I have to admit that I have been out of the consumer game for a while now, but this to me like Tom is fishing for business because his own business is starting to dry up. Sure, as I wrote about a couple weeks ago, it is getting tougher in China.
YES, he is probably right that there is a measure of saturation here, and YES, he is probably right that it would be more expensive now than it was 10 years ago, but that is making a whole host of assumptions about how a firm would look to compete as a new entrant to begin with. As I see it, China as being ripe for new entrants. Particularly those that are happy being niche players with a story that is wrapped around product safety/ quality, family values, improved livelihoods, or somewhere in between.
One of the best examples that has done this well recently, is Disney English. They started their operations 5 years ago, in a saturated market, yet in those 5 years, they have grown to 44 centers and beat up the competition that once “owned” the market… and my guess is that they have done so at a lower (marketing) cost than their competitors.
Another would be Fields, a Shanghai based grocery delivery service, that started when its founder was tired of eating suspect food and wanted to build a solution. Word on the street is that earlier this year Steve raised 20+ million USD and will be rolling out into a number of new cities next year.

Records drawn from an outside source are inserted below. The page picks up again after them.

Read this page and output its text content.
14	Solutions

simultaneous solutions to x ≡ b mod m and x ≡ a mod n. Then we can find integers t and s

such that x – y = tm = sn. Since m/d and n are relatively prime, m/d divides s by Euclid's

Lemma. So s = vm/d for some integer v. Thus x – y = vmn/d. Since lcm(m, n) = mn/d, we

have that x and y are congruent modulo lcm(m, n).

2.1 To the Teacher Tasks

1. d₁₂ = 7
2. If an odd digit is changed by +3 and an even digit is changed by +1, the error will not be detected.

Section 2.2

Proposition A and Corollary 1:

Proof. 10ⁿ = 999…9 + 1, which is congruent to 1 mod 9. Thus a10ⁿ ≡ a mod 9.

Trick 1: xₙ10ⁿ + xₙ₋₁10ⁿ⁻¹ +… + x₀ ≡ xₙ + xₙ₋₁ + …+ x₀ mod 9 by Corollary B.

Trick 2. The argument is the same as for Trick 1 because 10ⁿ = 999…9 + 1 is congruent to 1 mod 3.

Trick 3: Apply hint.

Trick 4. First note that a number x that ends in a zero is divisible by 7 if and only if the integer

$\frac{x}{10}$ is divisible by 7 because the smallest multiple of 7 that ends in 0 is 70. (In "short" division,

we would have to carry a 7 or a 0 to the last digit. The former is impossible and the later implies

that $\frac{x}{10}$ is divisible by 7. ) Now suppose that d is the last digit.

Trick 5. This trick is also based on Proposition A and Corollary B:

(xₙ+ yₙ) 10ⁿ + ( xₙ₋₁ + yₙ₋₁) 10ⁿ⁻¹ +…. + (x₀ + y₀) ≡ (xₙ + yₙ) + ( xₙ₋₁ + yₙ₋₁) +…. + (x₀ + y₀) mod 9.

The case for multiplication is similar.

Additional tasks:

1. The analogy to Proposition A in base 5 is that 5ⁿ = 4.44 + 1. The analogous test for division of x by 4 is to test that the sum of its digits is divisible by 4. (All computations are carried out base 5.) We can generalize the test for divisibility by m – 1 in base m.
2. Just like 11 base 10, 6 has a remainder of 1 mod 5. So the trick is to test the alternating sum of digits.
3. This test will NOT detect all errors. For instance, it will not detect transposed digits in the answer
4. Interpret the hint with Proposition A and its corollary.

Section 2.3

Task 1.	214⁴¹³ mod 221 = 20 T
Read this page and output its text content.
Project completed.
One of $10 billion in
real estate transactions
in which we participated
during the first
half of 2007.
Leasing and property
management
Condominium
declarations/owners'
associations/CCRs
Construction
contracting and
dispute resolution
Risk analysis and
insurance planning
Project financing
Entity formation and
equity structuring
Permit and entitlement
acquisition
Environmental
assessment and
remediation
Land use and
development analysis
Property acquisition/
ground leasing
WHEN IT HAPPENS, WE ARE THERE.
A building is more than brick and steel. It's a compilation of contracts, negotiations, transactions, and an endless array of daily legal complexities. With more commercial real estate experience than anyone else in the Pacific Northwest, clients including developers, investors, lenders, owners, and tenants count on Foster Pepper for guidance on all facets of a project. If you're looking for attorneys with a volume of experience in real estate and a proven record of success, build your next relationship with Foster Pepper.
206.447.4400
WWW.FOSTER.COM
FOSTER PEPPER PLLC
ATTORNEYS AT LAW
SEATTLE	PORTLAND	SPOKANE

Last but not least would be both the Naked Retreat and Linden Center, who boutique resorts not only a huge customer base, and found profitability, but are regularly courted by governments around China to develop their next properties
All of which prove, at least to me, that it is no too late to enter… or perhaps, that while it may be too late to enter as a manufacturer of textiles, or as a retailer of model figurines, there are still plenty of markets to be explored in China. Particularly in China’s “other” cities.